长公主便与赵凝商议着如何摆宴,她很喜欢这个上进的学生, 于是问道:“咱们大晁虽说是诸夷归服,可各藩属与我们交情并不一样, 父皇在世时举办那场宴席前, 有的臣子便说交情好的藩属应当列为座上宾,交情不好的藩属该被撵出去, 你觉得该如何呢?”
“咱们既是天朝上国,今次他们是来朝贡, 不该小家子气才是, 来者都是客。待日后若是刀兵相见,那便是另一番道理了。”赵凝思忖后答道。
“正是此理了。既是我们做这些宴席, 不能让他们觉得厚此薄彼,否则生出事情来, 终究是给我们自己落下麻烦。”长公主款款说完后,喝了一口茶, 又道:“这次的宫宴, 你可还有什么新鲜想法?”
赵凝思索了几日,已然有了主意,“我看过往的记录,宴席上的膳食都是以咱们这里的菜系为主, 虽说是客随主便, 但我思来想去, 觉得还是添一些各地方的菜。如此既是我们的一番诚心, 他们也能吃得惯。”
天正帝想办一场与父皇一样声势浩大的宴席,彰显自己的君威, 又想有些有所不同,做这样的改动,既不突兀,亦能显示出皇恩浩荡。长公主深知天正帝的心思,赞同道:“嗯,这事我会吩咐他们去做,还有呢?”

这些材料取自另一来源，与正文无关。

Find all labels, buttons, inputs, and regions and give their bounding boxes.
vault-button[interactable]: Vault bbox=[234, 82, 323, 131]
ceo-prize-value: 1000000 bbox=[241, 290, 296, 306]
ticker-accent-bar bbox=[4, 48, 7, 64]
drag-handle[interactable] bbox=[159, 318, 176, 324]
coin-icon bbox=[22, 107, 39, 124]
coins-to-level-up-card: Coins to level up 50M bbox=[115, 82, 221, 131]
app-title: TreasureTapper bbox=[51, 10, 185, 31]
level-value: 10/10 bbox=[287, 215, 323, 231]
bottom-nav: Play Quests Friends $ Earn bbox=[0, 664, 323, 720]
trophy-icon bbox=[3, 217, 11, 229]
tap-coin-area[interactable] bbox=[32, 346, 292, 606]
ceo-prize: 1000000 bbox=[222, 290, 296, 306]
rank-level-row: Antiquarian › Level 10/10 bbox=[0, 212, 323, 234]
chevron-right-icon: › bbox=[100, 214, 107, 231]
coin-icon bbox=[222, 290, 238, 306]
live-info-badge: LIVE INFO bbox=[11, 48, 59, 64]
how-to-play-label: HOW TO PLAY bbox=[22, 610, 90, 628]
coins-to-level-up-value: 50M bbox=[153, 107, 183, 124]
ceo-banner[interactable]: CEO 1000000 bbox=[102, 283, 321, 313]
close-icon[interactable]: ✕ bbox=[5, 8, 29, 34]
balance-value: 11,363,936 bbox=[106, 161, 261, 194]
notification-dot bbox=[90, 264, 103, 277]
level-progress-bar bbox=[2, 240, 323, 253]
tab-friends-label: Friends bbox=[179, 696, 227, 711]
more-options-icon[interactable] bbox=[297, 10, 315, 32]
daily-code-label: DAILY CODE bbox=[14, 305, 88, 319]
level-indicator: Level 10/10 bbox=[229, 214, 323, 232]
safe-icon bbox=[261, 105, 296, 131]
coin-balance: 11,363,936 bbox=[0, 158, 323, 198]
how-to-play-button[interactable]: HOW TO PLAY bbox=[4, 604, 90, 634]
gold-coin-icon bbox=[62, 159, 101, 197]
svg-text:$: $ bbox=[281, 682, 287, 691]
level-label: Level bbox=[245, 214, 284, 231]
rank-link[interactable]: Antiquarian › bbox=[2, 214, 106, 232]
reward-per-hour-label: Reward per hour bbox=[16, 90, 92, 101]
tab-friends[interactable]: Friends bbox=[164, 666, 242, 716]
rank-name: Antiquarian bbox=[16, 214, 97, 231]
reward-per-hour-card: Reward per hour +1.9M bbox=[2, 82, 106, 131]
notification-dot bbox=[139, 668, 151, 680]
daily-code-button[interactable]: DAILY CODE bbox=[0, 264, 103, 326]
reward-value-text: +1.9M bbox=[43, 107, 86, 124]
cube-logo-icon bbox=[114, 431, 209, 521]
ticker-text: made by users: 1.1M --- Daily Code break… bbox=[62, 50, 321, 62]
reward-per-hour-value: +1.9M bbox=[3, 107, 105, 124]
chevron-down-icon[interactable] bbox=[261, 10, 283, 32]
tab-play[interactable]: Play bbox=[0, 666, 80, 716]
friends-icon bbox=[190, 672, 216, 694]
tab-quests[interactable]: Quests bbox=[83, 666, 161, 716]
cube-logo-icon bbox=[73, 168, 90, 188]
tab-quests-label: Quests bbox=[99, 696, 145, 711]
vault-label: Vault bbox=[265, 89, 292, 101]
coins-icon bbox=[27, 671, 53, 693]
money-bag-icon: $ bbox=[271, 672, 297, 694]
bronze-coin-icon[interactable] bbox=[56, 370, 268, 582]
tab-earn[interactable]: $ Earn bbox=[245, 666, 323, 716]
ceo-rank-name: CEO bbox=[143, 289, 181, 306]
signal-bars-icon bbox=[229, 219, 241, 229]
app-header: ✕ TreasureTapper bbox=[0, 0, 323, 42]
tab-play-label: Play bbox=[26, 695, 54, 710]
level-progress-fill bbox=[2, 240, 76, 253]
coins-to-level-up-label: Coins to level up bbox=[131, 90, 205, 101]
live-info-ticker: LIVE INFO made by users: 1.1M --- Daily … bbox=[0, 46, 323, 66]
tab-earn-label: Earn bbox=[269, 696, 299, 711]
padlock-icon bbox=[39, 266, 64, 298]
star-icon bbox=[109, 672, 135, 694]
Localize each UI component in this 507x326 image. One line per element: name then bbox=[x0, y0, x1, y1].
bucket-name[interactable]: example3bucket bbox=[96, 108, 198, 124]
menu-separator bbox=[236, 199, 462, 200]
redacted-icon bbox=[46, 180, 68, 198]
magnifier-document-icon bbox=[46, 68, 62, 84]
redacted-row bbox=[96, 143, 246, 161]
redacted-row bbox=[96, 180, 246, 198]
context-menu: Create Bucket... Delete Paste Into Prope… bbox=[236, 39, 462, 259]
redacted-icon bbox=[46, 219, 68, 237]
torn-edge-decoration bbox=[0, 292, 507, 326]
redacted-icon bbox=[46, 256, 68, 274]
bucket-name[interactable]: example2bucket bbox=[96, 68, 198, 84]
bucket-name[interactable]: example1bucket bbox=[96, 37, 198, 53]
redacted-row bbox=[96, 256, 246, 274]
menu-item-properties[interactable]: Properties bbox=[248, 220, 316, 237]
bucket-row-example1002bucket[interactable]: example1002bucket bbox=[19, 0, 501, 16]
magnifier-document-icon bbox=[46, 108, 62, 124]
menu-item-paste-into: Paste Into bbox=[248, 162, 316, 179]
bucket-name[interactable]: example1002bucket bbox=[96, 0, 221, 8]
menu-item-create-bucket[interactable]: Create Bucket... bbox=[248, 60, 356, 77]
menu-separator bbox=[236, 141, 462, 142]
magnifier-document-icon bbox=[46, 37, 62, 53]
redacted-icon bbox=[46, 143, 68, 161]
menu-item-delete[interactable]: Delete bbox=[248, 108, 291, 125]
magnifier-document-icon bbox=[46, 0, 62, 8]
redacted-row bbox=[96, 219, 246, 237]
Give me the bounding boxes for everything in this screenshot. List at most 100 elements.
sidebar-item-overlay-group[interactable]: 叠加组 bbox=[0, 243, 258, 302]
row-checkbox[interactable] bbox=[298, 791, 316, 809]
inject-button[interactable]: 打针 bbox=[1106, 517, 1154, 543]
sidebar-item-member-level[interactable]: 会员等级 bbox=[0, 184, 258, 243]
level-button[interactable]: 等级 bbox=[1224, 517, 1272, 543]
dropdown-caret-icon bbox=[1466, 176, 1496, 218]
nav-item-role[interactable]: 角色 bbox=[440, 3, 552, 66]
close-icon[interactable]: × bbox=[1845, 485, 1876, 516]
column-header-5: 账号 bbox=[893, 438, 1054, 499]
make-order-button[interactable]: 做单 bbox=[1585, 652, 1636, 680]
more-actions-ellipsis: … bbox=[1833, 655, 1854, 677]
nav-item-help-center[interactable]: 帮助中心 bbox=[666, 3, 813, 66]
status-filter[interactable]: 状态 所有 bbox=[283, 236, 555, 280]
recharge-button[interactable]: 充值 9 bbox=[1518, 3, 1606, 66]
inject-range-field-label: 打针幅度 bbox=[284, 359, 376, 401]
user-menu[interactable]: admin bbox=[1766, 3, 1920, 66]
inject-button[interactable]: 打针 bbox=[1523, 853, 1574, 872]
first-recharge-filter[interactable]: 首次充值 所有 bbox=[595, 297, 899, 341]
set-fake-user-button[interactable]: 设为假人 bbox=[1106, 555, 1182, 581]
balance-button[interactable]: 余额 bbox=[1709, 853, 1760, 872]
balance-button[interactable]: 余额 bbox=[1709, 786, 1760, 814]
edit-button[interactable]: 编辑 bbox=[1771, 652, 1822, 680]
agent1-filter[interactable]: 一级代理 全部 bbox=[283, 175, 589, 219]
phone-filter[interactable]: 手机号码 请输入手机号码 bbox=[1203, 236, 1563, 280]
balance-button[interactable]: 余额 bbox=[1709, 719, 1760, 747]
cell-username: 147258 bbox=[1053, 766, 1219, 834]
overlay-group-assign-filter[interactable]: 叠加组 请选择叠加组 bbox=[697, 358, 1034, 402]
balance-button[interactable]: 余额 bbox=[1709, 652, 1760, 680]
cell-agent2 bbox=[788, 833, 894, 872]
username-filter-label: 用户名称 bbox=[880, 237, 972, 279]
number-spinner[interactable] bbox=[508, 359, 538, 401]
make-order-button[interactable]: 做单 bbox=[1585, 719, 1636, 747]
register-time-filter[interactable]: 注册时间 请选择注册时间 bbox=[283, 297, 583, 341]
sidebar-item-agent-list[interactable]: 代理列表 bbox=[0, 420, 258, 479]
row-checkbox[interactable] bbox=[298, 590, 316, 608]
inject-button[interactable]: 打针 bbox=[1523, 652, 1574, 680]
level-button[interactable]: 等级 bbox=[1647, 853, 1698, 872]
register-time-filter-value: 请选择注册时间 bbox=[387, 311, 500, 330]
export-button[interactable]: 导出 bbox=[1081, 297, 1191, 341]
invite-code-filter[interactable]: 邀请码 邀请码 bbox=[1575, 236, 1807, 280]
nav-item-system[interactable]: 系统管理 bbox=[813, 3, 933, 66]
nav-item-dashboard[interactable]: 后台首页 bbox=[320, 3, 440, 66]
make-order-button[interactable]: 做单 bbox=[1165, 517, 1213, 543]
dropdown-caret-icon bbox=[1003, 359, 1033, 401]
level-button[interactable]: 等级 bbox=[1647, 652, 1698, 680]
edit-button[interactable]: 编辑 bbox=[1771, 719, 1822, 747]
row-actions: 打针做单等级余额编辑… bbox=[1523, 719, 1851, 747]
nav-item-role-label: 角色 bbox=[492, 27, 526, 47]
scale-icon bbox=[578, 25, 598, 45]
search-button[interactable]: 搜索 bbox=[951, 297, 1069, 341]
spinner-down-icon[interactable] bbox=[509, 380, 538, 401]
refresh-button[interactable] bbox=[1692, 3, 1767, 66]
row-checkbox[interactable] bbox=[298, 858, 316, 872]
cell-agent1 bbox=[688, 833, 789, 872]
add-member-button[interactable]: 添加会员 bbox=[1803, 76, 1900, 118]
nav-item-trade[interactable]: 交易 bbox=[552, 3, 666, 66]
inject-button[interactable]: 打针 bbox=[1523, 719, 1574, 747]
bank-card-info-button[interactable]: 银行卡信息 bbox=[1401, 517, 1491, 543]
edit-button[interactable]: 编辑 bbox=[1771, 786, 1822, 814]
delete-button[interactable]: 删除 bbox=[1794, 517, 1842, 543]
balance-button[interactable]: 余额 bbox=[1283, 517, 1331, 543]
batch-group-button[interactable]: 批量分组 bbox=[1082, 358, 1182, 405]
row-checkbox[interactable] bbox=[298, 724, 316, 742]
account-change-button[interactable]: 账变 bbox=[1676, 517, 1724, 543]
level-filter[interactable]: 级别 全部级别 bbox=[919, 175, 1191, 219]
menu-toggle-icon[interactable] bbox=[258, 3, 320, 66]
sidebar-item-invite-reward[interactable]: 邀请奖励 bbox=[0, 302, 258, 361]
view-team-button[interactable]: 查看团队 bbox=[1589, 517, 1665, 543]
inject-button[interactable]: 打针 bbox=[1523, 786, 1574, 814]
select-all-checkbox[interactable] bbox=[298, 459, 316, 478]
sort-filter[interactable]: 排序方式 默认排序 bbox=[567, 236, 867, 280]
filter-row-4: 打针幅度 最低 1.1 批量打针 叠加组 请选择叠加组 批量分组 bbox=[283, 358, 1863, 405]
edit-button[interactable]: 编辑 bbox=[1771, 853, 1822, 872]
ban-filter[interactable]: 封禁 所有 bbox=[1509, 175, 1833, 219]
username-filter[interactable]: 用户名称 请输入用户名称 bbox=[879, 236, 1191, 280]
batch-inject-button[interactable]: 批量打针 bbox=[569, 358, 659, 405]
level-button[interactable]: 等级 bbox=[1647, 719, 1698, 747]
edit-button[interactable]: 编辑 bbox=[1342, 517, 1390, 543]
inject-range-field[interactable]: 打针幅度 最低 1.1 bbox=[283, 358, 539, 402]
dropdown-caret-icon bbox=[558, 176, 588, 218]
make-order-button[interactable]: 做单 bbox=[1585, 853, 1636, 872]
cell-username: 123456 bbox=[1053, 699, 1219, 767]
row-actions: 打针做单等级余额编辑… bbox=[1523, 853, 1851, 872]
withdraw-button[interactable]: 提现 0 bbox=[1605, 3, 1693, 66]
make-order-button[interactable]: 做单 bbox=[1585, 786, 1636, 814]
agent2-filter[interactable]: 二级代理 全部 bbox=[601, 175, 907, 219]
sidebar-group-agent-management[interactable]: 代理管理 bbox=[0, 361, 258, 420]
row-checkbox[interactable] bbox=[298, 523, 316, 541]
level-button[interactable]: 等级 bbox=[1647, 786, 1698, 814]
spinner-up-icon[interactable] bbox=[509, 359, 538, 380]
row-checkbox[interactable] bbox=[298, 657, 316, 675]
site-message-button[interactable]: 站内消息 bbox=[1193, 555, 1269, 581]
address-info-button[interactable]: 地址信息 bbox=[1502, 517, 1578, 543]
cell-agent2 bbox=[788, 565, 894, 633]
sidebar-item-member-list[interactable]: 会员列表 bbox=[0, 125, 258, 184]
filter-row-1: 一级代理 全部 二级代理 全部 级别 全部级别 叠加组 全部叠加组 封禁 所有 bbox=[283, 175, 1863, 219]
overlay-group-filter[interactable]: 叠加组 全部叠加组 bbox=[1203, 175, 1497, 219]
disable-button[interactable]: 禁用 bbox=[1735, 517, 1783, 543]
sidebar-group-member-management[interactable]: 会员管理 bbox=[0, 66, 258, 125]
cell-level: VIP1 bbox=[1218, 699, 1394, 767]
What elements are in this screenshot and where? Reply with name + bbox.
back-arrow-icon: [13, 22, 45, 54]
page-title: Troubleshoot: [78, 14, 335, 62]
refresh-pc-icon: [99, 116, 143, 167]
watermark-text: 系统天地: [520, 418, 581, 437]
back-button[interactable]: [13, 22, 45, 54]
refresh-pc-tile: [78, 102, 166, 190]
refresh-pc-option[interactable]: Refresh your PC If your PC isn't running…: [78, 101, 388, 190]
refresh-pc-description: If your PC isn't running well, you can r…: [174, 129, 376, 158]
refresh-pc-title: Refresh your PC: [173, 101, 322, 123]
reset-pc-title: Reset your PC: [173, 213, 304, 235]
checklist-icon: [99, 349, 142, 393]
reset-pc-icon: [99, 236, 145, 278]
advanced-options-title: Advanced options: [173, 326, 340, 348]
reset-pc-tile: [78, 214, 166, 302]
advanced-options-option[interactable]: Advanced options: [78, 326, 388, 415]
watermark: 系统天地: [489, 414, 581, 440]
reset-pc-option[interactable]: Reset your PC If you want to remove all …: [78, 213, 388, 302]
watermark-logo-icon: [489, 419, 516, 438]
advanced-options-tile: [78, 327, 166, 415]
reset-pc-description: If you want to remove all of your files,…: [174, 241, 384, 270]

赵凝又道:“我听说那些藩国并不全是会用筷子的,在宫里吃饭的时候,可以摆一些他们日常习惯的用具。来的使者们只有少数是会说大晁话的,也可以让同文馆和四夷馆,用各族的语言写一些小册子,向他们详细地介绍宴席。”
“这个也好。”长公主颔首道。就这样两人商量着敲定了宴席的许多细节,拟好了菜单,便要具体分下去准备。长公主想起一事,问道:“这次皇帝还让汝阳王妃与镇国公夫人一起布置宫宴,你平日里与她们关系如何。”
赵凝摇了摇头。蔡媛自是不必说,而那位镇国公夫人赵凝对她有些印象,她名唤杜蘅,是首辅薛义山的外甥女,娘家亦是清流人家,家中亲戚更是遍布朝野。往常那些清流勋贵们家的夫人小姐对自己小声议论时,杜蘅很少发言,多是一脸冷傲的站在一旁。
长公主会意笑道:“无妨,你只用心布置便罢了。我会让杜蘅负责宴席上歌姬舞姬的进退事宜,让蔡媛负责席间上菜换菜等事。若是她们两个敢为难你,就过来与我说。”
赵凝自是答应,长公主这样分配显然是为她考虑,有蔡媛在,她们想要合作是不可能实现的。但分开做,又担心蔡媛会给自己使绊子,其中最容易被下手的便是菜式。长公主分派蔡媛掌管菜式,这样能从源头上杜绝投毒事件的发生。
春天天气多变化,长公主受时气所感,染了风寒,精神颇是委顿。见赵凝办事细心,便索性放手让她去做,只在每日早上来长公主府回话就好了。
如此一来,更多的事情都压到了赵凝的肩头,她平日里本就是个闲不住的人,现在更是连轴转。
陆云祁看她这样子委实担忧,好在从赵凝接手宫宴那天起,他便让厨房给赵凝预备了补汤,每天早上看着她喝了再让她出门。
最近互相投喂补汤,赵凝已经习惯,几乎是一口闷了便走出去,忙得连几句闲话都说不上。
陆云祁看着赵凝离去的背影,心想等忙过这阵子,一定要寻个机会,好好歇一歇。
布置开始后,赵凝时不时便去举行的宫宴过去查看。这次宫宴因着人多,天正帝命在德馨殿举办,前几日刚将各色遮风的帘子布置好了,今日搬桌子进来。